Every holiday season retail and commerce receive a notable uptick in business. The USPS is expecting to ship around 5 million packages per day from Thanksgiving until Christmas and FedEx projects that they will deliver 385 million packages. While many people may be excitedly waiting by the door for presents, holiday shipping could face delays if certain supply chain issues aren’t resolved.
In the United States supply chains bottleneck are occurring because of regulations, worker shortages, and increased consumer demand. While a few supply chain disruptions were bound to happen as global economies opened back up and demand for products increased rapidly, several government-imposed barriers have made the problem worse.
To address supply chain inefficiencies 15 Republican governors recently signed Operation Open Roads. Operation Open Roads aims to ease regulations that are impeding on economic progress and hamstringing supply chains. Under Operation Open Roads, governors will use their authority, when allowable, to reduce harmful regulations such as cargo size or load restrictions to “allow cargo to move more efficiently” and “adjust hours of service constraints to provide truck drivers more time and flexibility.”
Additionally, Governors will look to “deregulate education and occupational licensure barriers to get more commercial truck drivers on the road,” and will work with different state agencies and the private sector to increase data sharing and efficiency for distribution centers, storage facilities, and other intrastate corridors. Importantly, Operation Open Roads will also address port congestion by committing harbors to operate at full capacity and by accepting Panamax ships that are stalled and waiting to be unloaded along the west coast due to port congestion.
Inefficiencies in supply chains hurt businesses and consumers alike. According to a report from GEP, COVID-19-caused disruptions in the supply chain cost businesses in America and the EU up to $4 trillion in lost revenues. Consumers feel the impact of these disruptions through rising shipping costs, higher prices, or increased inflation.

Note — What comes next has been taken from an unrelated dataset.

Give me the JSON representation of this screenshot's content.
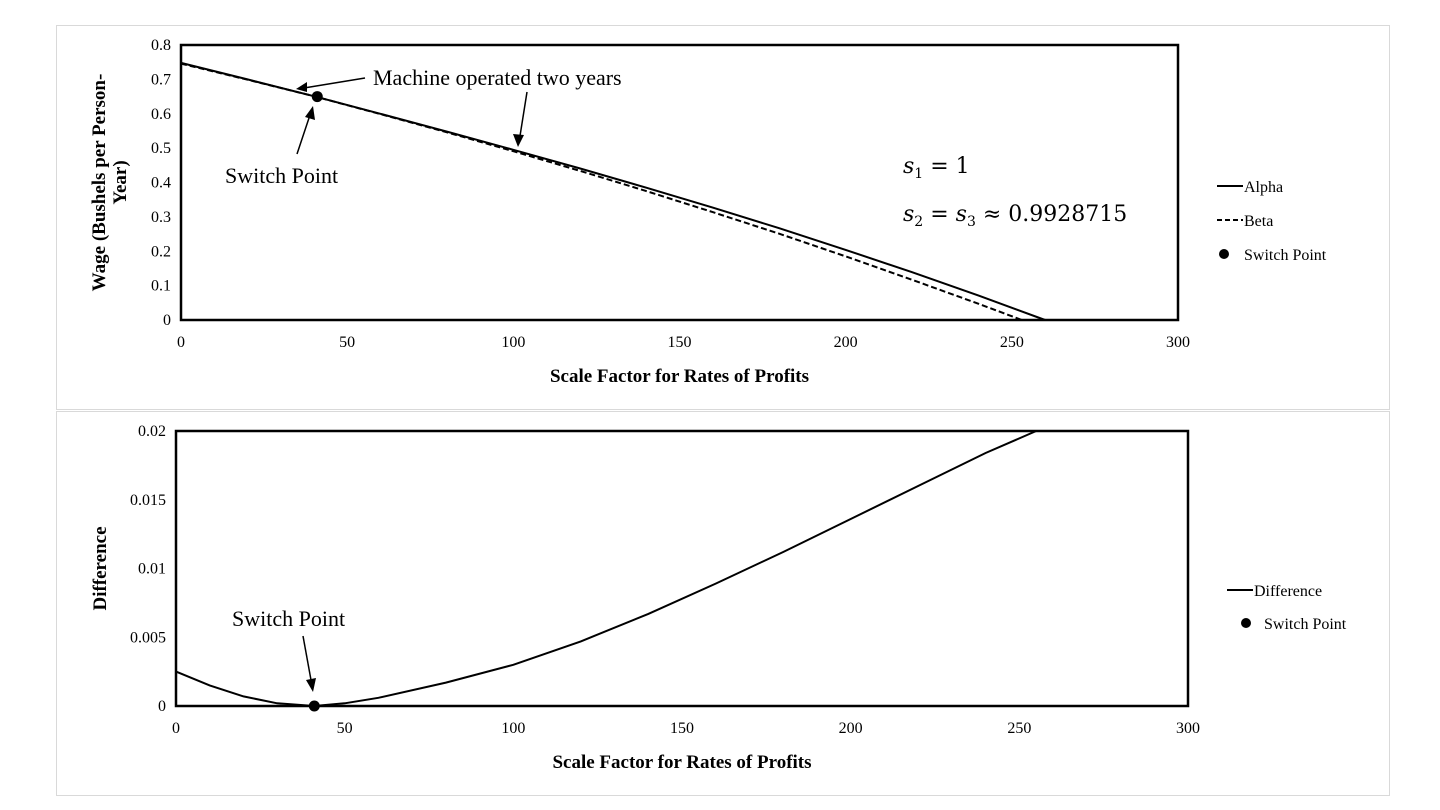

Solving the supply chain crisis is good for the environment as well. Laws such as the Jones Act or Foreign Dredge Act have contributed to increased port congestion, hurt conservation efforts to restore natural barrier islands, and inflate shipping costs. Collectively, these laws increase road congestion and push businesses to use trucking or freight to transport goods—both of which are 3.4 to 4.2 times more carbon intensive than shipping.
Global supply chains delays have also impacted the clean energy sector with the Solar Energy Association saying that supply chain constraints, among other factors, “pose downside risks to near-term growth [of the solar industry].” Additionally, vehicles that are allowed to service offshore wind farms in the United States must comply with the Jones Act which delays project completion time and increases costs.
Easing supply chain constraints makes economic and environmental sense. Operation Open Roads looks to increase economic productivity by reducing several government-imposed barriers that hinder development. To be clear, the supply chain issues are a result of both global and domestic factors and also a result of supply and demand. But some government laws and regulations have exacerbated the problem, and Operation Open Roads provides a pathway forward for domestic and local policy makers to address supply chain backlogs.